Estávamos em 1973 e eu era servente de pedreiro em Leiria. Naquele momento estava a dar serventia a dois estucadores, um velho, pelos meus padrões da época, outro um jovem da Prisão-Escola, que por bom comportamento estava autorizado a trabalhar fora. Tudo corria bem até que entrou o encarregado. O jovem presidiário, como se tivesse o diabo no corpo, deu em atirar loucamente massa para o tecto, alisá-la velozmente, máquina de estucar de 20 anos a querer impressionar o encarregado. O "velho" continuou no seu ritmo, sempre certo, calmo. E o encarregado, que fora carpinteiro antes de passar a costa direita:
-- Ó F, está a ver como é que se faz? -- apontando o bom exemplo, encarcerado por assalto violento à mão armada a casal de octogenários.

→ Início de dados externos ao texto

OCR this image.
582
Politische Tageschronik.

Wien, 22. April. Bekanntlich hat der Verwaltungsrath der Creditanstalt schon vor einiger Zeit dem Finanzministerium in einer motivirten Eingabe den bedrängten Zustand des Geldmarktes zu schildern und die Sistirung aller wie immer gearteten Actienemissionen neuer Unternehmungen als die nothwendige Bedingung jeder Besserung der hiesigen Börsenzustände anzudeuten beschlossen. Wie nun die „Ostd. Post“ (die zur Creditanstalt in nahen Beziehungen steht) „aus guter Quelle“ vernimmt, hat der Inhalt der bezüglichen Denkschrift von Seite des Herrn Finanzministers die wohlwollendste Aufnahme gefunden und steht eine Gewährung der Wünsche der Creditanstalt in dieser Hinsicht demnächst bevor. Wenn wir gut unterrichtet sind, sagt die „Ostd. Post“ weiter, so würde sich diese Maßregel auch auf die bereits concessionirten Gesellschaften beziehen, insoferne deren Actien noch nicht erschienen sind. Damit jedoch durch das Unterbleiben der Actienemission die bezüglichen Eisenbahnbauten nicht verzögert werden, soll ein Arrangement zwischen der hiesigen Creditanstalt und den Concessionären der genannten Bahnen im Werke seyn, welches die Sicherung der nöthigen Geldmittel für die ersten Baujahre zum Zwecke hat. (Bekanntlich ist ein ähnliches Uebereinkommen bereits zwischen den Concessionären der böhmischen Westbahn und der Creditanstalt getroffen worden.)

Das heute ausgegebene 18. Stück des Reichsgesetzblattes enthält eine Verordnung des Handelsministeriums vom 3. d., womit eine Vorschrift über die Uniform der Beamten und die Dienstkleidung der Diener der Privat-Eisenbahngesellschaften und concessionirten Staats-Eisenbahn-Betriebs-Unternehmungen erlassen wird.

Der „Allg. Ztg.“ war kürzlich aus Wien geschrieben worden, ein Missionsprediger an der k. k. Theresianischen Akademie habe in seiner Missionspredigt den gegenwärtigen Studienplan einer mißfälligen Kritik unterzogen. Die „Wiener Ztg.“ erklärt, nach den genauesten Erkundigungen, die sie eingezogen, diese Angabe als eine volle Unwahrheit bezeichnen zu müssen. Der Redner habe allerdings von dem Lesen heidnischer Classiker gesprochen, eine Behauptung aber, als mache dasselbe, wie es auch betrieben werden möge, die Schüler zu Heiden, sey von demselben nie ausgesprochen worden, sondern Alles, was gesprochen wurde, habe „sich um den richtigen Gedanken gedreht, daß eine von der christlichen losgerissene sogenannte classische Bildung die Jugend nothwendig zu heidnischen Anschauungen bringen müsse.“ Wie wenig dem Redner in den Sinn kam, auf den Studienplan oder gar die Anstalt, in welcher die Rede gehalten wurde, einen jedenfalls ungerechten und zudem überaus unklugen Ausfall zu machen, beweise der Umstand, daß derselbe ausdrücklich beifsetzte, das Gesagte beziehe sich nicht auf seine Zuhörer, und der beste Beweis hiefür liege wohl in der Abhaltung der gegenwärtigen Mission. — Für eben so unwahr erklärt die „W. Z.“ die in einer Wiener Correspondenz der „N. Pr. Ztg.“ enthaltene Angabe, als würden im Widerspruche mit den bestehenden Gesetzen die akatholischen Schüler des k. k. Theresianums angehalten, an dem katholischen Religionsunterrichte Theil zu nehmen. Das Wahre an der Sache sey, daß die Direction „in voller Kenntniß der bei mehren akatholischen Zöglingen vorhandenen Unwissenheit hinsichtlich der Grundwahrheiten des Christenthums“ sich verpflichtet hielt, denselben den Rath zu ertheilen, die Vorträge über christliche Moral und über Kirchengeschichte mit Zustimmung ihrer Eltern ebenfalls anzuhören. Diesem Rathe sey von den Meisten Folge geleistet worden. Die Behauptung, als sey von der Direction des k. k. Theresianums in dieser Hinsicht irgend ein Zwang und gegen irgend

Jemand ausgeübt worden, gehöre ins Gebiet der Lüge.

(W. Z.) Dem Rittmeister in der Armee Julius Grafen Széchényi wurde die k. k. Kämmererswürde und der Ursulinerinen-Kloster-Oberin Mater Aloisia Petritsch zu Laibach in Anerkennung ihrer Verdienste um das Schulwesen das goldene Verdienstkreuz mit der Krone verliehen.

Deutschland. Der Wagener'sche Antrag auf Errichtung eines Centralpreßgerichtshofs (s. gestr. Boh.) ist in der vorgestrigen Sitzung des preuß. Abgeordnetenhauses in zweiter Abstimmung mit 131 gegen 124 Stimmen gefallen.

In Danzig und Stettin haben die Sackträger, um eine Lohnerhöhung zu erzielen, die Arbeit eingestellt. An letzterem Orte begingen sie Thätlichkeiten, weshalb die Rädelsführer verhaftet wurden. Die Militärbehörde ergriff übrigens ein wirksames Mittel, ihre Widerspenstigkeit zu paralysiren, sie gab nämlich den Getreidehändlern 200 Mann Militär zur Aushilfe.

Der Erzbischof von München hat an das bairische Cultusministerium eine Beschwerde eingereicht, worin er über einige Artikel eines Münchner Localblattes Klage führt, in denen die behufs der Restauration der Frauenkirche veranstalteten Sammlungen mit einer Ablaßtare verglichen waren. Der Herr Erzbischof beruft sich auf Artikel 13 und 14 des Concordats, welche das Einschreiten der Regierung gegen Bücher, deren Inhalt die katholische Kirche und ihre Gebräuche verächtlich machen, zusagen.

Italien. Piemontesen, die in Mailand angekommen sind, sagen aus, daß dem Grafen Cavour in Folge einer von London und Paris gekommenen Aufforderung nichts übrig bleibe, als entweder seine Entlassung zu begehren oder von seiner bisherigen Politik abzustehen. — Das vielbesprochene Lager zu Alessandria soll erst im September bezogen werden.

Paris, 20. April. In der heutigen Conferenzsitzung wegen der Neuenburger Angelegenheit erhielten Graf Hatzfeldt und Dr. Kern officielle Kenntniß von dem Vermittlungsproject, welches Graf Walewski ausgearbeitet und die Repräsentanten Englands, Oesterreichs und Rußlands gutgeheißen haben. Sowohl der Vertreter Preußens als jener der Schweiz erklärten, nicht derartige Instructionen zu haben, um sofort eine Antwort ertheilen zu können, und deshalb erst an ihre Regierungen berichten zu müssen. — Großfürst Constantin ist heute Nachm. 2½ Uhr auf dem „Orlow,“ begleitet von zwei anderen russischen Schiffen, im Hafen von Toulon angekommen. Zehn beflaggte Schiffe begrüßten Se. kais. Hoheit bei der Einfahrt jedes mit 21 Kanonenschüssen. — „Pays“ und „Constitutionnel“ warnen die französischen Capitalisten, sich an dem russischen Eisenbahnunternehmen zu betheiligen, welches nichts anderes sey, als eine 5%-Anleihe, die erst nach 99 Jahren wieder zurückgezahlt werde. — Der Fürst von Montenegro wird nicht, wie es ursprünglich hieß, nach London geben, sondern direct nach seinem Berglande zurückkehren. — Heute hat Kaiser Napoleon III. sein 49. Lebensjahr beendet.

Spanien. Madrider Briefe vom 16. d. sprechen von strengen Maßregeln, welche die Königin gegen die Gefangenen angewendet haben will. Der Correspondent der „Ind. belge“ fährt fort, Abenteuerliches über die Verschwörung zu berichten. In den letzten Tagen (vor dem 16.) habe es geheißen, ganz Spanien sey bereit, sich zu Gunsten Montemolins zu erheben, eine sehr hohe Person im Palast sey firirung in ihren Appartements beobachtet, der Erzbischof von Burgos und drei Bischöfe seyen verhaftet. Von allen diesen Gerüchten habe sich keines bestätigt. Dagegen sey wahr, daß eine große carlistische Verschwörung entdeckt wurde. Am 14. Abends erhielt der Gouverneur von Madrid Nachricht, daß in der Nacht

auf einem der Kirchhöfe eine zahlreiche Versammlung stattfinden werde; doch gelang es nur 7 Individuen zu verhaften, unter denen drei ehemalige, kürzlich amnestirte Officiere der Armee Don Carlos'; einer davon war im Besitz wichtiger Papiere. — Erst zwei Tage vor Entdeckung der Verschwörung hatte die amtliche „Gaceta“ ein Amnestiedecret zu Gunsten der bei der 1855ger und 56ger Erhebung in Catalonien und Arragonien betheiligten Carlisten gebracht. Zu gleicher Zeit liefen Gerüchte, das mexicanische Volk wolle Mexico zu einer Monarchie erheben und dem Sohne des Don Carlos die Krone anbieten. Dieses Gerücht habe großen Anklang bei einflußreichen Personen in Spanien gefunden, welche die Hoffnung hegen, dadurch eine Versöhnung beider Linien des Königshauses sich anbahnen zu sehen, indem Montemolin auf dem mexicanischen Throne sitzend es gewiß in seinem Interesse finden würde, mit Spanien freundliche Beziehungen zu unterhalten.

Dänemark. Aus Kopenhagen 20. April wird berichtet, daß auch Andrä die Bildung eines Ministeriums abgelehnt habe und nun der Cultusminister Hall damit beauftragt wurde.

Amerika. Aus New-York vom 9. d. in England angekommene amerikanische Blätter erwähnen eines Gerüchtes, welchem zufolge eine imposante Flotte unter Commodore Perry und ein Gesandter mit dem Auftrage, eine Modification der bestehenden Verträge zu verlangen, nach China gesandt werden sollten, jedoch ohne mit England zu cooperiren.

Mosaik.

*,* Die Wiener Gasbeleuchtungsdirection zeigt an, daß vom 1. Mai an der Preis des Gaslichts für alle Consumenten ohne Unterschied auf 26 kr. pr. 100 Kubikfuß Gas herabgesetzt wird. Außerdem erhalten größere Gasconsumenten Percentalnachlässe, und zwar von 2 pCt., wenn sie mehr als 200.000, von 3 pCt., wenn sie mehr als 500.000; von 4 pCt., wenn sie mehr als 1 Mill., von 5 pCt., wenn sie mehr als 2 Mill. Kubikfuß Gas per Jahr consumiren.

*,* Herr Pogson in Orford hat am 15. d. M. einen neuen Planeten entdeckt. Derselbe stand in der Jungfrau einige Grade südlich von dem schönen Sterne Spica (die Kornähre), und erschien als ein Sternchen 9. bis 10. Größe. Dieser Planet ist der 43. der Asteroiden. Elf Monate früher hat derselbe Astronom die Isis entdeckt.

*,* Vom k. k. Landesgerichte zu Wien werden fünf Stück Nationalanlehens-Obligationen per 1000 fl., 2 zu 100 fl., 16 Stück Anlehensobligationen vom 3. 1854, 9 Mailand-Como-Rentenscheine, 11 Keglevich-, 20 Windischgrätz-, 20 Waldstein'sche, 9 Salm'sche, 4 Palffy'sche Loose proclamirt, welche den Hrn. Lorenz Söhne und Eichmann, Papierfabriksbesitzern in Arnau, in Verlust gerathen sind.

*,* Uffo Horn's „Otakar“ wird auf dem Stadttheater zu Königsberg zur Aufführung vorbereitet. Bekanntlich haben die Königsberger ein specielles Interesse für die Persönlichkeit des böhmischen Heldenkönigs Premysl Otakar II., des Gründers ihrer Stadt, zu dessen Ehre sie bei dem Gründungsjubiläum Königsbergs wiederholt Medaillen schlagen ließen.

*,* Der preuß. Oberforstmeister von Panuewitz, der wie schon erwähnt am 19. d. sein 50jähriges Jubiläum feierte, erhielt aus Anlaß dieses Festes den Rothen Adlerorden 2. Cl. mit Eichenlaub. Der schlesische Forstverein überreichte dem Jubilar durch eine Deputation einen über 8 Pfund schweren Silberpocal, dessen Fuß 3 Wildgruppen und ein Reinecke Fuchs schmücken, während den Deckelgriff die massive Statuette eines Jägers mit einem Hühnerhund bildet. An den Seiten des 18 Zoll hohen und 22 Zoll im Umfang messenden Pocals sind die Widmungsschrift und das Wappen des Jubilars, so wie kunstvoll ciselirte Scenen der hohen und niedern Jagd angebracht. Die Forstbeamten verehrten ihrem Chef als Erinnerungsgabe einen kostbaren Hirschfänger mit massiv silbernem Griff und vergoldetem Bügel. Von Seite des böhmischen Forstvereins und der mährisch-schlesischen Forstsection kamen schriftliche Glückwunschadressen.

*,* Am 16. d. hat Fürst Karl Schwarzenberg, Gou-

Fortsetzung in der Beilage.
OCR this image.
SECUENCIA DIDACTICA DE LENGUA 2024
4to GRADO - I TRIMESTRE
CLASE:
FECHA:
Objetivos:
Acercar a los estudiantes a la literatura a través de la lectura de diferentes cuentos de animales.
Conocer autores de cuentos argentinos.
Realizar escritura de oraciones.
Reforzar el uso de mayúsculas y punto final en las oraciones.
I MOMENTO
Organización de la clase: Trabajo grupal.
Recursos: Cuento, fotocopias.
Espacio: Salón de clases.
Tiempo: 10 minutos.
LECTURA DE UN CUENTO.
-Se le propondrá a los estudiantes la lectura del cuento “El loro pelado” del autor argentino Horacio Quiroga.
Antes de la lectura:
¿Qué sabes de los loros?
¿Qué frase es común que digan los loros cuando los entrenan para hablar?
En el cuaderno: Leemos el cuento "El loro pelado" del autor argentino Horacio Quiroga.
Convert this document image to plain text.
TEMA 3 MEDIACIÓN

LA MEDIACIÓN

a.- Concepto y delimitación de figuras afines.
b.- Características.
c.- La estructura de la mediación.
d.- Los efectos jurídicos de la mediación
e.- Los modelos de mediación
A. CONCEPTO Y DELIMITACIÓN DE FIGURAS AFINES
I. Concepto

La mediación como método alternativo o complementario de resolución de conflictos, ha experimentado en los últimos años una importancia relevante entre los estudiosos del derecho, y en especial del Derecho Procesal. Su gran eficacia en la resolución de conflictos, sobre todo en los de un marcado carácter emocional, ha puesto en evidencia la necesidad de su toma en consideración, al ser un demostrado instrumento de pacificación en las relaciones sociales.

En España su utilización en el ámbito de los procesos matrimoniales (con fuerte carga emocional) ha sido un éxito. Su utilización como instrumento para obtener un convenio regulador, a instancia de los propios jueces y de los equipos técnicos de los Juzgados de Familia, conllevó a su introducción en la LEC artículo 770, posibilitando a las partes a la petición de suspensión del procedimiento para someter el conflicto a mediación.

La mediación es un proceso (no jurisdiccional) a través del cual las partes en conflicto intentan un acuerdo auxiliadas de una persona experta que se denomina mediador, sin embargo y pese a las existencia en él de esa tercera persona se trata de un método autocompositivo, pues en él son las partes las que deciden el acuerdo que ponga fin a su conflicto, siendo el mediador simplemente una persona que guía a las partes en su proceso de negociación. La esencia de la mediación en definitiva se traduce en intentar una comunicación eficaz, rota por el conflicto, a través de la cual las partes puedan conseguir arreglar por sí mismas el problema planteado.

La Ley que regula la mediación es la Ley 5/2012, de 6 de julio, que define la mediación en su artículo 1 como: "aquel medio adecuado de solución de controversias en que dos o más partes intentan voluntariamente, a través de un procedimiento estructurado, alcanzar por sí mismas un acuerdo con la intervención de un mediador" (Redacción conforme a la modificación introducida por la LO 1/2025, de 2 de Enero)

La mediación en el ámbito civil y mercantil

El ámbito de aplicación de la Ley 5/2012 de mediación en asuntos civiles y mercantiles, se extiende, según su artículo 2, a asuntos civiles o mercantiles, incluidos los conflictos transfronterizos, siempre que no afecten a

O estucador zangou-se. O que contava era o trabalho feito no final do dia, quantidade, mas sobretudo qualidade. O encarregado enfureceu-se, a conversa subiu de tom, ambos exaltados, enquanto o jovem presidiário, com a força da idade, estucava como se com ele nada fosse.
E o mais velho: -- O quê? Então é isso? A chaminé ainda fuma e a despensa tem batatas.
Arrumou a trouxa e foi-se embora, naquele tempo em que não havia subsídio de desemprego.